Nous présentons ici le premier protocole d’infiltration sous vide localisée pour des études in vivo de la transformation génétique de plantes de grande taille. En utilisant cette méthodologie, nous avons réalisé pour la première fois la transformation transitoire du cacao par Agrobacterium in planta .

Résumé

La transformation transitoire in planta est une alternative rapide et rentable pour la transformation génétique végétale. La plupart des protocoles de transformation in planta reposent sur l’utilisation de la transformation médiée par Agrobacterium. Cependant, les protocoles actuellement utilisés sont standardisés pour les usines de petite taille en raison des contraintes physiques et économiques liées à la soumission des usines de grande taille à un traitement sous vide. Ce travail présente un protocole efficace pour l’agroinfiltration localisée sous vide adaptée aux plantes de grande taille. Pour évaluer l’efficacité de la méthode proposée, nous avons testé son utilisation chez les cacaoyers, une espèce végétale tropicale récalcitrante à la transformation génétique. Notre protocole a permis d’appliquer jusqu’à 0,07 MPa sous vide, avec répétitions, sur une partie aérienne localisée des feuilles de cacaoyer, permettant de forcer l’infiltration d’Agrobacterium dans les espaces intercellulaires des feuilles attachées. En conséquence, nous avons réalisé la transformation transitoire médiée par Agrobacterium in planta des feuilles de cacao attachées exprimant pour le système rapporteur Ruby. Il s’agit également de la première transformation transitoire du cacao par Agrobacterium in planta . Ce protocole permettrait l’application de la méthode d’agroinfiltration sous vide à d’autres espèces végétales ayant des contraintes de taille similaires et ouvrirait la porte à la caractérisation in planta des gènes chez des espèces ligneuses récalcitrantes de grande taille.

Introduction

Les méthodes de transformation génétique végétale sont essentielles pour tester les fonctions biologiques des gènes et sont particulièrement utiles aujourd’hui compte tenu du grand nombre de gènes non caractérisés prédits dans l’ère post-génomique1. Ces méthodes peuvent être utilisées pour obtenir des lignées entièrement transformées ou pour exprimer des gènes de manière transitoire. La transformation stable se produit lorsque l’ADN étranger que l’hôte a absorbé s’intègre complètement et irréversiblement dans le génome de l’hôte, et que les modifications génétiques sont transmises aux générations suivantes. L’expression transitoire, connue sous le nom de transformation transitoire, se produit à partir des multiples copies d’ADN-T transférées par Agrobacterium dans la cellule, qui n’ont pas été intégrées dans le génome de l’hôte, et atteint son apogée 2 à 4 jours après l’infection2.
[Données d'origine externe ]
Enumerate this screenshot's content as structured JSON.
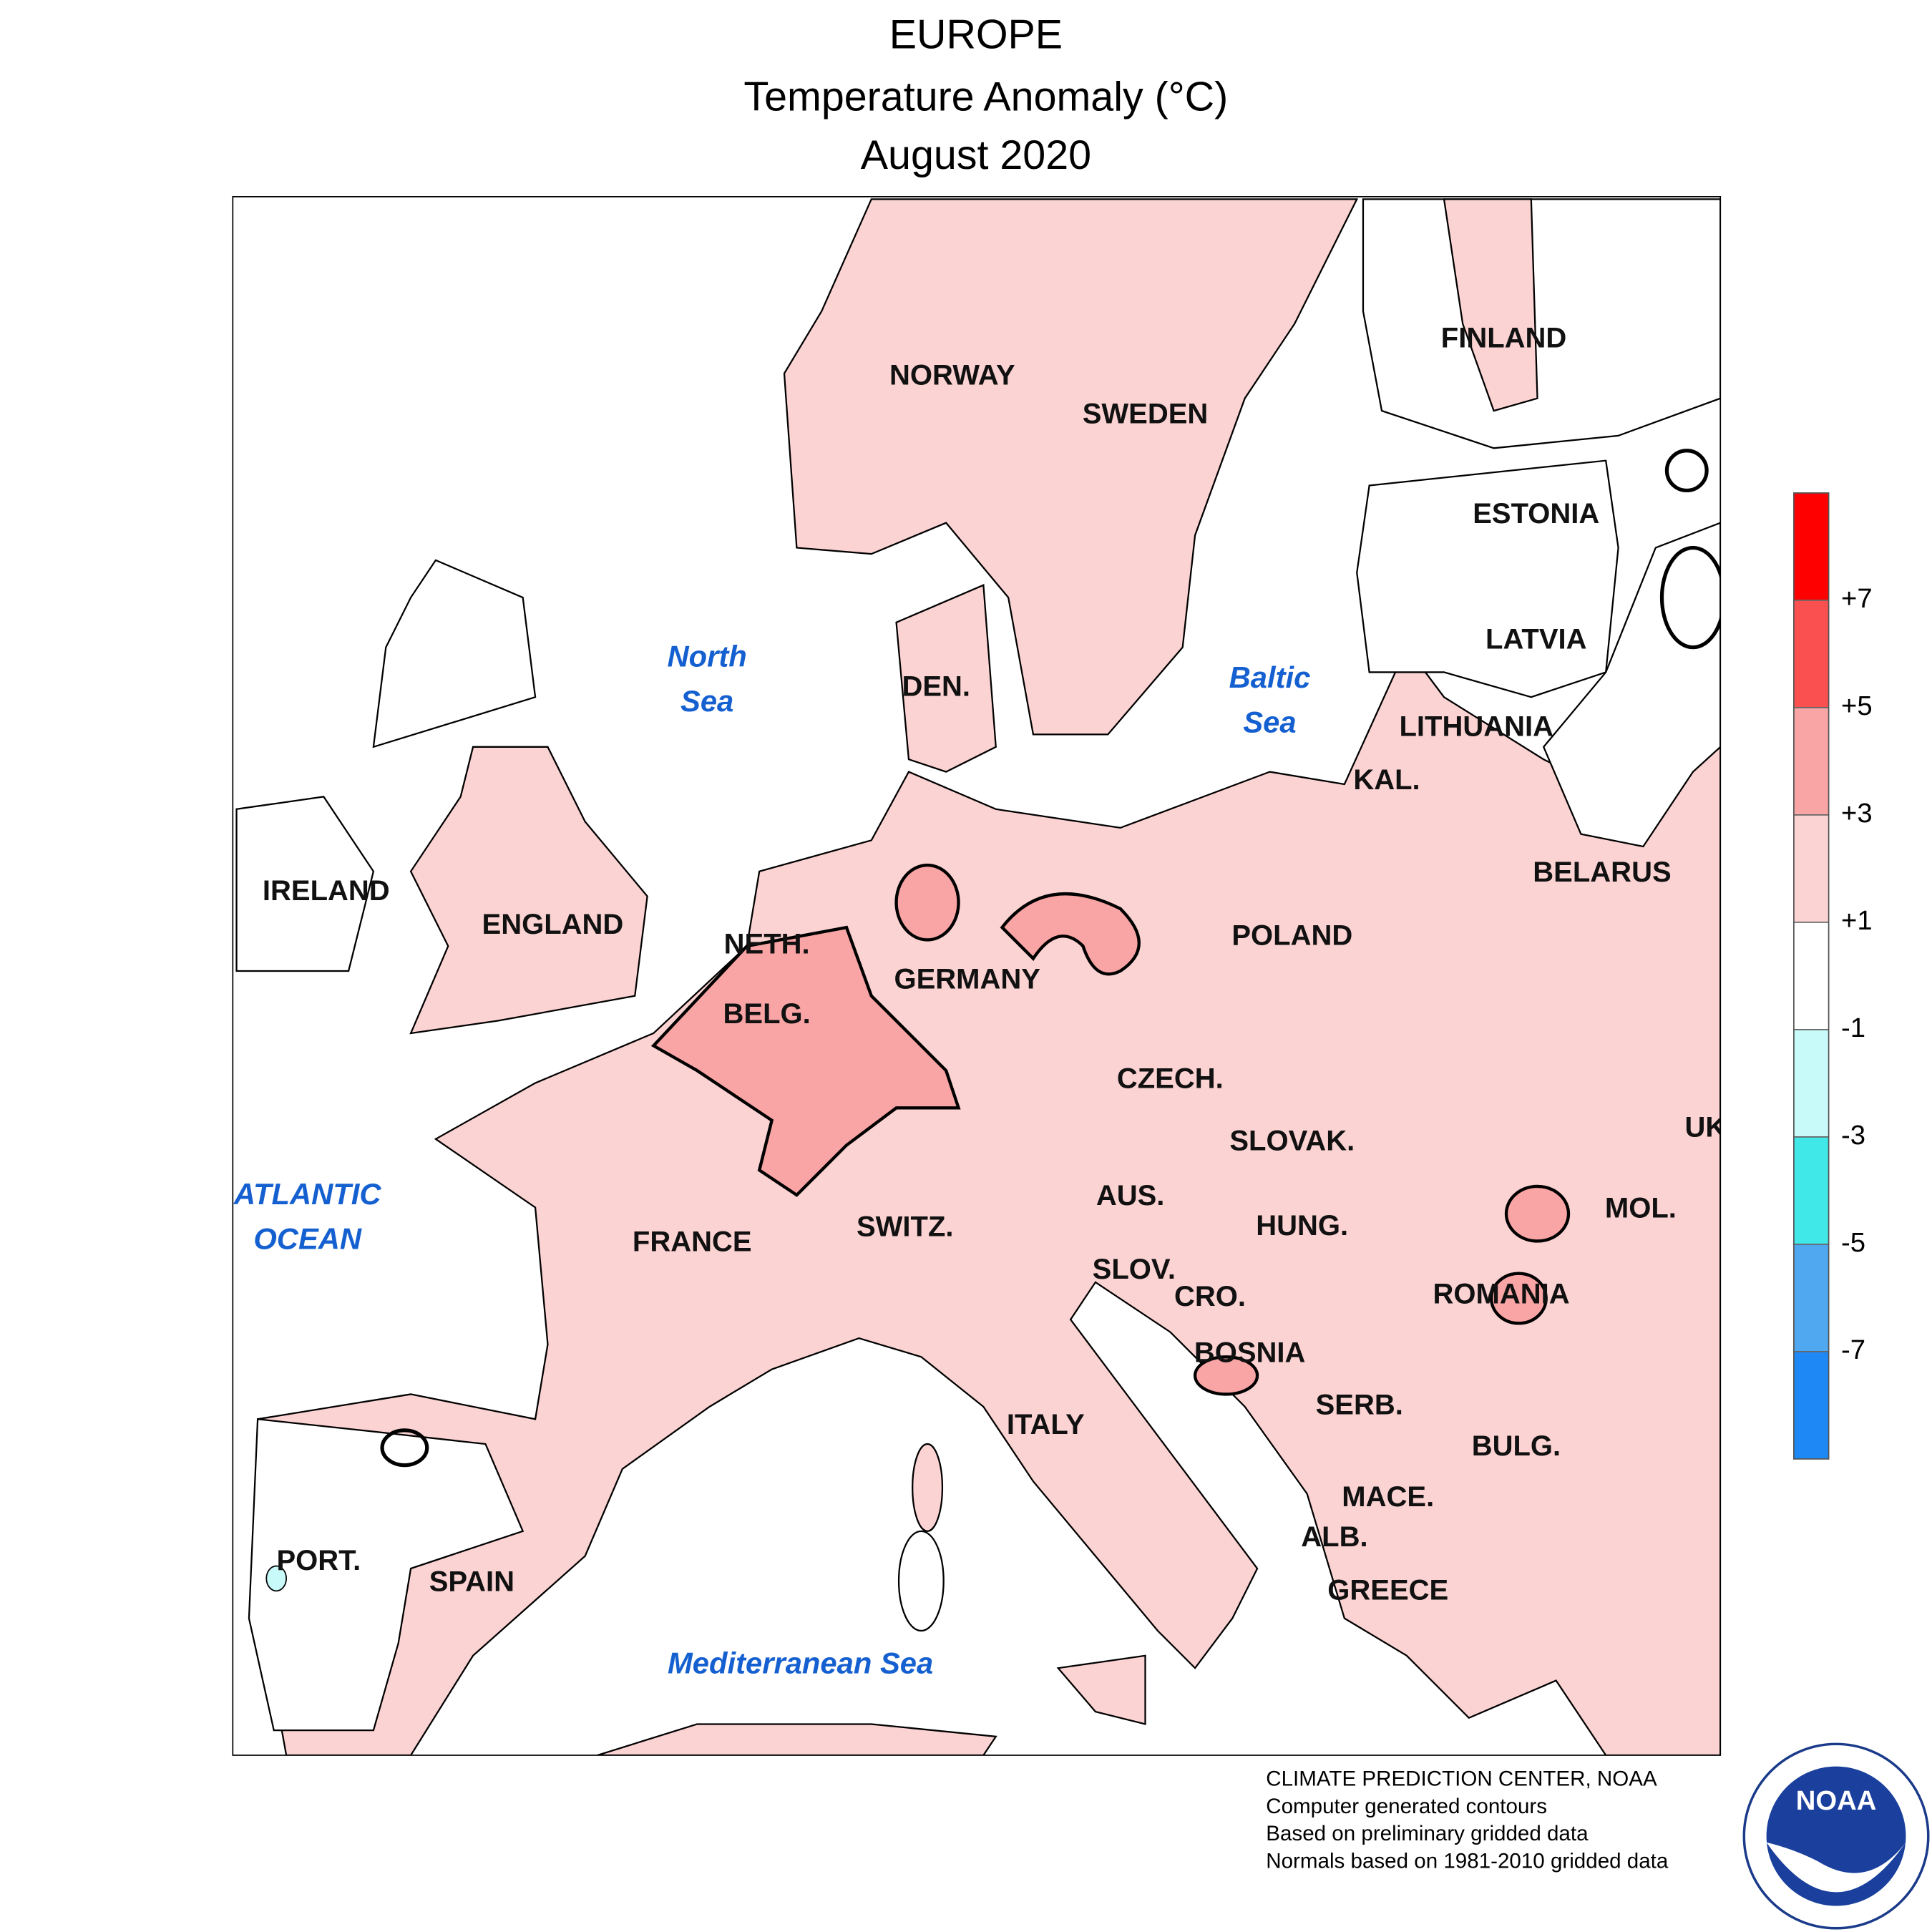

Il convient de noter que les tests d’expression transitoire sont souvent suffisants pour la caractérisation fonctionnelle des gènes et peuvent offrir plusieurs avantages par rapport à la transformation stable. Par exemple, la transformation transitoire ne nécessite pas de procédures de régénération basées sur la culture tissulaire. Un autre avantage est qu’il est compatible avec l’analyse fonctionnelle in planta des gènes, existant plusieurs exemples réussis de protocoles bien standardisés pour des espèces végétales modèles, telles que Arabidopsis thaliana3 et Nicotiana benthamiana4, mais encore limité chez les espèces non modèles5.

Le développement de tests transitoires repose sur la disponibilité de méthodes efficaces de transfert de gènes. Pour cela, les approches les plus populaires sont basées sur l’infiltration d’Agrobacterium , qui tire parti de la capacité unique d’Agrobacterium à transférer l’ADN aux cellules végétales 6. Un autre outil utile pour ces analyses est l’utilisation de gènes rapporteurs, tels que les protéines fluorescentes vertes (GFP), la β-glucuronidase (GUS), la luciférase ou RUBY, qui sont tous utilisés pour suivre les événements de transformation. Parmi ces systèmes rapporteurs, RUBY est actuellement le plus facile à visualiser et repose sur la conversion de la tyrosine en bétalaïnes par trois réactions enzymatiques. Contrairement à d’autres systèmes rapporteurs, les bétalaïnes résultantes peuvent être facilement observées sous forme de pigments de couleurs vives sur des tissus végétaux transformés sans avoir besoin d’équipement sophistiqué ou de réactifs supplémentaires7.

Lors de l’infiltration d’une suspension d’Agrobacterium dans l’espace intercellulaire du mésophylle des feuilles, l’étape la plus critique pour une agro-infection réussie consiste à surmonter la barrière physique imposée par la cuticule épidermique des feuilles8. Alors que pour certaines plantes, un gradient de pression créé avec une seringue sans aiguille (seringue Agroinfiltration) est suffisant pour une agro-infiltration efficace, comme c’est le cas chez Nicotiana benthamiana9, d’autres espèces végétales peuvent nécessiter un gradient de pression plus important comme celui créé à l’aide de pompes à vide10. Dans les procédés assistés par le vide, l’agro-infiltration se fait en deux étapes. Dans le premier, le vide sert à soumettre la matière végétale à une pression réduite, forçant la libération de gaz des espaces aériens du mésophylle à travers les stomates et les plaies. Puis, lors d’une phase de repressurisation, la suspension d’Agrobacterium s’infiltre dans les espaces intercellulaires via les stomates et blesse11.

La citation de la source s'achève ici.